C’est terminé. Le financement public des partis politiques, introduit par René Lévesque en 1977 (puis copié par Jean Chrétien au fédéral) vient de mourir. Certes, le projet de loi sur la réforme du financement débattu à Québec permettra aux individus de verser des sommes modestes, de l’argent de poche. Mais le système qui a permis au Parti libéral du Québec d’engranger 9 millions de dollars l’an dernier marche à pas rapide vers sa tombe.

Il sait d’ailleurs où aller car sa pierre tombale était dans un grand quotidien montréalais ce matin. La voici :

Plus personne ne voudra voir son nom ainsi étalé dans les gazettes.
Plus personne ne voudra voir son nom ainsi étalé dans les gazettes. (Source PQ, repris par La Presse*.)

Les dons importants ont toujours — depuis 1977 — été publics et les journalistes ont souvent fait des recoupements intéressants entre les donateurs et les bénéficiaires de faveurs ou de contrats gouvernementaux.

Mais depuis le scandale du financement montréalais occulte l’an dernier, puis le déballage quasi-quotidien de coïncidences fâcheuses entre les donateurs libéraux et les heureux choisis pour l’ouverture de garderies, tout don significatif à un grand parti politique devient simplement toxique.

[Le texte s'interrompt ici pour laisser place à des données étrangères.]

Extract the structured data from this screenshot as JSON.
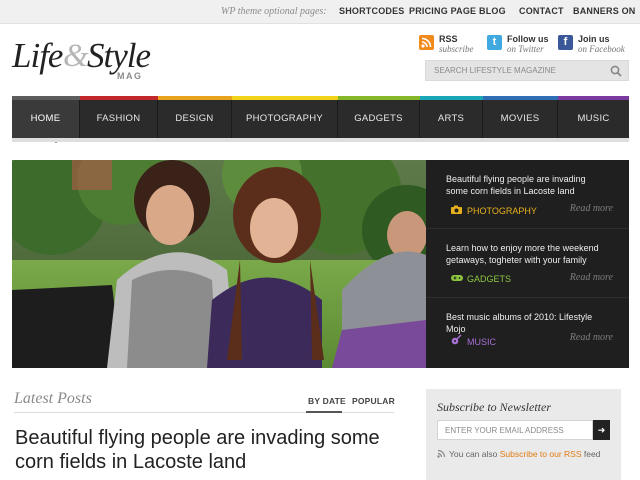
{
  "topbar": {
    "intro": "WP theme optional pages:",
    "links": [
      "SHORTCODES",
      "PRICING PAGE",
      "BLOG",
      "CONTACT",
      "BANNERS ON"
    ]
  },
  "logo": {
    "word1": "Life",
    "amp": "&",
    "word2": "Style",
    "sub": "MAG"
  },
  "social": [
    {
      "icon": "rss-icon",
      "line1": "RSS",
      "line2": "subscribe",
      "color": "#f08a1d"
    },
    {
      "icon": "twitter-icon",
      "line1": "Follow us",
      "line2": "on Twitter",
      "color": "#3fa9e0"
    },
    {
      "icon": "facebook-icon",
      "line1": "Join us",
      "line2": "on Facebook",
      "color": "#3b5998"
    }
  ],
  "search": {
    "placeholder": "SEARCH LIFESTYLE MAGAZINE"
  },
  "nav": {
    "items": [
      "HOME",
      "FASHION",
      "DESIGN",
      "PHOTOGRAPHY",
      "GADGETS",
      "ARTS",
      "MOVIES",
      "MUSIC"
    ],
    "active": "HOME",
    "stripe_colors": [
      "#5d5d5d",
      "#c0282c",
      "#e8a21c",
      "#f3d31a",
      "#86b72a",
      "#1aa6b7",
      "#2f6db5",
      "#7a3aa0"
    ]
  },
  "slider": [
    {
      "title": "Beautiful flying people are invading some corn fields in Lacoste land",
      "category": "PHOTOGRAPHY",
      "icon": "camera-icon",
      "more": "Read more",
      "color": "#e8b11c"
    },
    {
      "title": "Learn how to enjoy more the weekend getaways, togheter with your family",
      "category": "GADGETS",
      "icon": "gamepad-icon",
      "more": "Read more",
      "color": "#8cc63f"
    },
    {
      "title": "Best music albums of 2010: Lifestyle Mojo",
      "category": "MUSIC",
      "icon": "guitar-icon",
      "more": "Read more",
      "color": "#a86fd6"
    }
  ],
  "latest": {
    "title": "Latest Posts",
    "sort": [
      "BY DATE",
      "POPULAR"
    ],
    "post_title": "Beautiful flying people are invading some corn fields in Lacoste land"
  },
  "newsletter": {
    "title": "Subscribe to Newsletter",
    "placeholder": "ENTER YOUR EMAIL ADDRESS",
    "button": "➜",
    "foot_pre": "You can also",
    "foot_link": "Subscribe to our RSS",
    "foot_post": "feed"
  }
}
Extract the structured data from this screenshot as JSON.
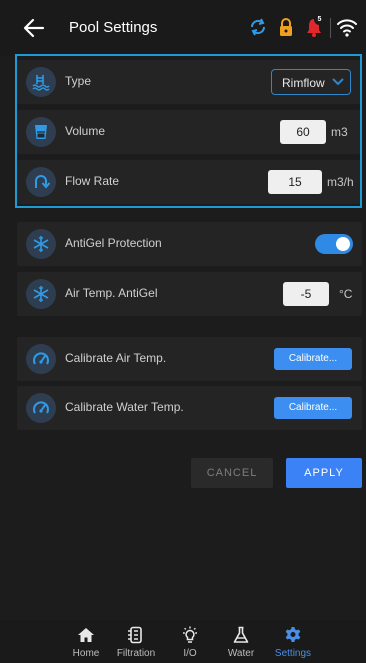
{
  "header": {
    "title": "Pool Settings",
    "notification_count": "5"
  },
  "pool": {
    "type": {
      "label": "Type",
      "value": "Rimflow"
    },
    "volume": {
      "label": "Volume",
      "value": "60",
      "unit": "m3"
    },
    "flow_rate": {
      "label": "Flow Rate",
      "value": "15",
      "unit": "m3/h"
    }
  },
  "antigel": {
    "protection_label": "AntiGel Protection",
    "protection_on": true,
    "air_temp_label": "Air Temp. AntiGel",
    "air_temp_value": "-5",
    "air_temp_unit": "°C"
  },
  "calibration": {
    "air_label": "Calibrate Air Temp.",
    "air_button": "Calibrate...",
    "water_label": "Calibrate Water Temp.",
    "water_button": "Calibrate..."
  },
  "actions": {
    "cancel": "CANCEL",
    "apply": "APPLY"
  },
  "nav": {
    "home": "Home",
    "filtration": "Filtration",
    "io": "I/O",
    "water": "Water",
    "settings": "Settings",
    "active": "settings"
  },
  "colors": {
    "accent": "#3b82f6",
    "highlight_border": "#1e9bd6",
    "sync_icon": "#2f9be6",
    "lock_icon": "#f0a020",
    "bell_icon": "#e0282c",
    "icon_circle": "#2e3d4f"
  }
}
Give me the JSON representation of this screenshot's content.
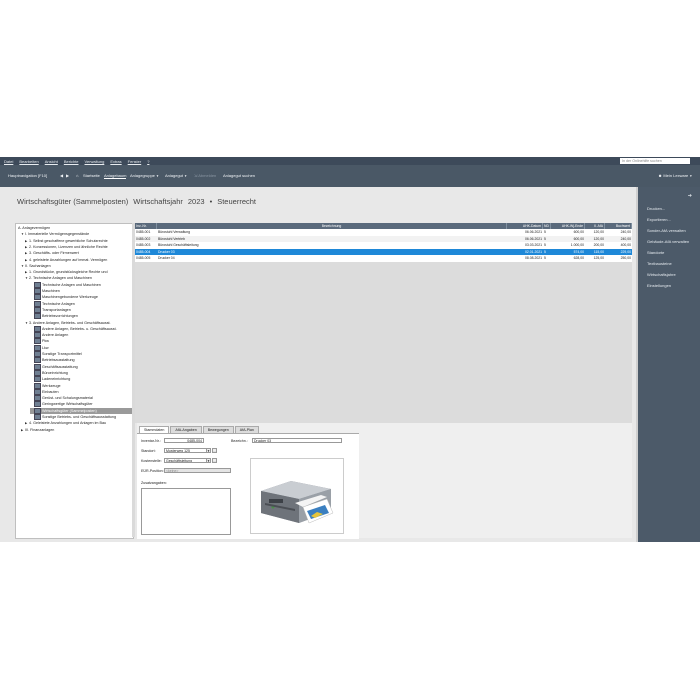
{
  "menu": [
    "Datei",
    "Bearbeiten",
    "Ansicht",
    "Berichte",
    "Verwaltung",
    "Extras",
    "Fenster",
    "?"
  ],
  "help_search_placeholder": "In der Onlinehilfe suchen",
  "toolbar": {
    "nav": "Hauptnavigation [F10]",
    "start": "Startseite",
    "tree": "Anlagebaum",
    "group": "Anlagegruppe",
    "asset": "Anlagegut",
    "disposal": "Abmelden",
    "search": "Anlagegut suchen",
    "user": "Mein Lexware"
  },
  "window": {
    "title": "Wirtschaftsgüter (Sammelposten)",
    "year_label": "Wirtschaftsjahr",
    "year": "2023",
    "law": "Steuerrecht"
  },
  "tree": [
    {
      "label": "A. Anlagevermögen",
      "level": 0,
      "arrow": "",
      "icon": false
    },
    {
      "label": "I. Immaterielle Vermögensgegenstände",
      "level": 1,
      "arrow": "▼",
      "icon": false
    },
    {
      "label": "1. Selbst geschaffene gewerbliche Schutzrechte",
      "level": 2,
      "arrow": "▶",
      "icon": false
    },
    {
      "label": "2. Konzessionen, Lizenzen und ähnliche Rechte",
      "level": 2,
      "arrow": "▶",
      "icon": false
    },
    {
      "label": "3. Geschäfts- oder Firmenwert",
      "level": 2,
      "arrow": "▶",
      "icon": false
    },
    {
      "label": "4. geleistete Anzahlungen auf immat. Vermögen",
      "level": 2,
      "arrow": "▶",
      "icon": false
    },
    {
      "label": "II. Sachanlagen",
      "level": 1,
      "arrow": "▼",
      "icon": false
    },
    {
      "label": "1. Grundstücke, grundstücksgleiche Rechte und",
      "level": 2,
      "arrow": "▶",
      "icon": false
    },
    {
      "label": "2. Technische Anlagen und Maschinen",
      "level": 2,
      "arrow": "▼",
      "icon": false
    },
    {
      "label": "Technische Anlagen und Maschinen",
      "level": 3,
      "arrow": "",
      "icon": true
    },
    {
      "label": "Maschinen",
      "level": 3,
      "arrow": "",
      "icon": true
    },
    {
      "label": "Maschinengebundene Werkzeuge",
      "level": 3,
      "arrow": "",
      "icon": true
    },
    {
      "label": "Technische Anlagen",
      "level": 3,
      "arrow": "",
      "icon": true
    },
    {
      "label": "Transportanlagen",
      "level": 3,
      "arrow": "",
      "icon": true
    },
    {
      "label": "Betriebsvorrichtungen",
      "level": 3,
      "arrow": "",
      "icon": true
    },
    {
      "label": "3. Andere Anlagen, Betriebs- und Geschäftsausst.",
      "level": 2,
      "arrow": "▼",
      "icon": false
    },
    {
      "label": "Andere Anlagen, Betriebs- u. Geschäftsausst.",
      "level": 3,
      "arrow": "",
      "icon": true
    },
    {
      "label": "Andere Anlagen",
      "level": 3,
      "arrow": "",
      "icon": true
    },
    {
      "label": "Pkw",
      "level": 3,
      "arrow": "",
      "icon": true
    },
    {
      "label": "Lkw",
      "level": 3,
      "arrow": "",
      "icon": true
    },
    {
      "label": "Sonstige Transportmittel",
      "level": 3,
      "arrow": "",
      "icon": true
    },
    {
      "label": "Betriebsausstattung",
      "level": 3,
      "arrow": "",
      "icon": true
    },
    {
      "label": "Geschäftsausstattung",
      "level": 3,
      "arrow": "",
      "icon": true
    },
    {
      "label": "Büroeinrichtung",
      "level": 3,
      "arrow": "",
      "icon": true
    },
    {
      "label": "Ladeneinrichtung",
      "level": 3,
      "arrow": "",
      "icon": true
    },
    {
      "label": "Werkzeuge",
      "level": 3,
      "arrow": "",
      "icon": true
    },
    {
      "label": "Einbauten",
      "level": 3,
      "arrow": "",
      "icon": true
    },
    {
      "label": "Gerüst- und Schalungsmaterial",
      "level": 3,
      "arrow": "",
      "icon": true
    },
    {
      "label": "Geringwertige Wirtschaftsgüter",
      "level": 3,
      "arrow": "",
      "icon": true
    },
    {
      "label": "Wirtschaftsgüter (Sammelposten)",
      "level": 3,
      "arrow": "",
      "icon": true,
      "selected": true
    },
    {
      "label": "Sonstige Betriebs- und Geschäftsausstattung",
      "level": 3,
      "arrow": "",
      "icon": true
    },
    {
      "label": "4. Geleistete Anzahlungen und Anlagen im Bau",
      "level": 2,
      "arrow": "▶",
      "icon": false
    },
    {
      "label": "III. Finanzanlagen",
      "level": 1,
      "arrow": "▶",
      "icon": false
    }
  ],
  "grid": {
    "headers": [
      "Inv.-Nr.",
      "Bezeichnung",
      "AHK-Datum",
      "ND",
      "AHK-Wj-Ende",
      "Il. AfA",
      "Buchwert"
    ],
    "rows": [
      [
        "0485-001",
        "Bürostuhl Verwaltung",
        "06.06.2021",
        "5",
        "600,00",
        "120,00",
        "240,00"
      ],
      [
        "0485-002",
        "Bürostuhl Vertrieb",
        "06.06.2021",
        "5",
        "600,00",
        "120,00",
        "240,00"
      ],
      [
        "0485-003",
        "Bürostuhl Geschäftsleitung",
        "03.03.2021",
        "5",
        "1.000,00",
        "200,00",
        "400,00"
      ],
      [
        "0485-004",
        "Drucker 03",
        "02.01.2021",
        "5",
        "574,00",
        "115,00",
        "229,00"
      ],
      [
        "0485-005",
        "Drucker 04",
        "08.08.2021",
        "5",
        "628,00",
        "125,00",
        "250,00"
      ]
    ],
    "selected_row": 3
  },
  "detail": {
    "tabs": [
      "Stammdaten",
      "AfA-Angaben",
      "Bewegungen",
      "AfA-Plan"
    ],
    "inv_label": "Inventar-Nr.:",
    "inv_value": "0485-004",
    "bez_label": "Bezeichn.:",
    "bez_value": "Drucker 03",
    "standort_label": "Standort:",
    "standort_value": "Musterweg 125",
    "kostenstelle_label": "Kostenstelle:",
    "kostenstelle_value": "Geschäftsleitung",
    "eur_label": "EÜR-Position:",
    "eur_value": "<keine>",
    "zusatz_label": "Zusatzangaben:"
  },
  "sidebar": {
    "items": [
      "Drucken...",
      "Exportieren...",
      "Sonder-AfA verwalten",
      "Gebäude-AfA verwalten",
      "Standorte",
      "Textbausteine",
      "Wirtschaftsjahre",
      "Einstellungen"
    ]
  }
}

Dorénavant, faire un chèque de 3000 $ à un parti, c’est mettre sa réputation en jeu. Nous aurons les premiers signes du niveau d’avancement de la maladie mortelle du financement la prochaine fois que le Directeur général publiera les états financiers des principaux partis. Cela arrivera sous peu, début avril, lorsque les partis provinciaux et municipaux remettront leurs rapports 2009.

Les premiers stigmates de la malédiction du financement y seront déjà apparentes. L’ampleur de la gangrène ne sera visible que l’année suivante. Et aucune quantité d’eau bénite ne pourra, dans l’intervalle, renverser le processus.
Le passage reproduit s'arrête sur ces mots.